RIP VAN WINKLE

West of the river Hudson, and at the foot of the Catskill Mountains, lies one of the oldest European villages in the United States of America. It was built by some of the earliest Dutch settlers, who were so anxious to have everything nice and tidy as it would have been at home, that they brought a large supply of bricks and weathercocks from Holland to make it, and you would never have guessed from the look of the houses that you were in the New World.
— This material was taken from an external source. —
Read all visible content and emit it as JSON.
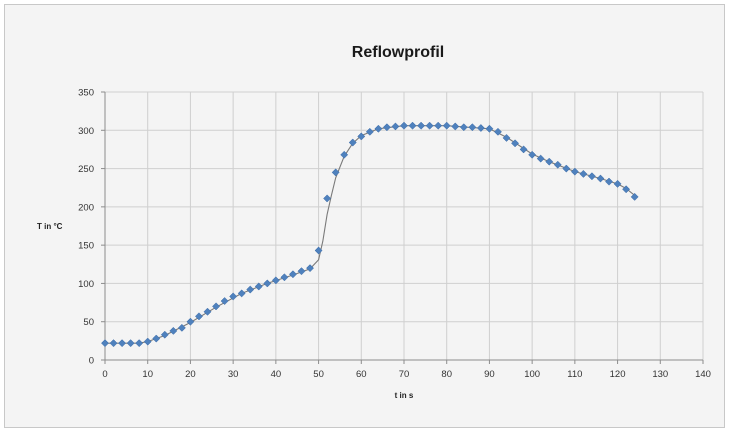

In course of time the snows of winter and the heats of summer began to leave their mark on the surface of the bricks, and the cottages that were not well cared for showed signs of wear and tear. In one of the shabbiest of them there dwelt while New York was still a British Colony a descendant of one of the old fighters, called Rip van Winkle. Rip was one of those delightful people who are never too busy to listen to your troubles or to sympathise with your grievances, and if you were short-handed in the hay-field or had no one to grind the corn, you might always count on him. But if men and women loved him, children adored him. He made the best toys, flew kites when there really seemed no breeze to lift them from the ground, and bowled over a larger number of ninepins than the cleverest of them all. As he passed through the fields or the village street, the children ran out of the houses and gathered about him, till you might have thought that the days of the Pied Piper of Hamelin had come back. And if a child was ill or a snowstorm heavier than usual was raging, there would be a knock at the door, and Rip's cheerful pink face would enter, with tales of ghosts and witches and Indians, which, like all the very nicest things, were a joy and a terror in one.

Yet, for some reason which few persons and certainly none of the children could understand, Rip's wife did not seem to appreciate him as highly as his friends did. When he came home in the evening and was burning to tell her how he had spent all day sitting on a wet rock above a splendid pool in the river, and how very cleverly he had caught all sorts of big fish, she would point to some logs which needed splitting for the kitchen fire. When he began to relate how the gale of last night had blown down Farmer Gilpin's stone wall, and that it had taken both of them all the morning and afternoon to set it up again, she would ask him how it was he had never perceived the gap in his own fence. And if she inquired why the plums in the orchard had not been gathered, but had fallen rotting to the ground, she did not seem content with his answer that good-wife Barker had run out of thread, and could not go on with her spinning till he fetched her a supply.

'Everyone's business but your own,' she replied bitterly, to which Rip, though he never got cross, would murmur with a downcast face that his farm was the worst bit of land in the country and would grow nothing but weeds. And that of course he could not have guessed that the cow which was feeding at the other end of the field would have spied the hole in the hedge, and have eaten all the cabbages in the garden; and if ever he planted any seed, the rain was sure to wash it out of the ground before it had time to take root.

Now it must be admitted that Mrs. van Winkle had some grounds for complaint, for though she did nothing but grumble, she worked hard to feed the children, not thinking it necessary however to mend their clothes. They were the oddest sights in the cast-off garments of their father and mother, or of anyone who took pity on their ragged condition; and the oddest of all was young Rip, whose coat tails if not held well up or pinned across him in front, trailed on the ground behind him like a lady's train.

Still the children were, in spite of the drawbacks, as happy as kings. They did not want to be made clean and tidy, and they were so used to hearing their mother scolding—scolding all the day long—that they would have quite missed the sound of her tongue if it had ever stopped.

But there was no danger of that.

Except Rip, the only person who minded Mrs. van Winkle's ill-temper was Rip's inseparable companion, his dog Wolf. As soon as he entered the house, his tail instead of being carried proudly in the air, fell between his legs; and far from jumping about and putting his muddy paws on your knees as a happy dog always does, he would sneak into the darkest corner, and try to escape notice.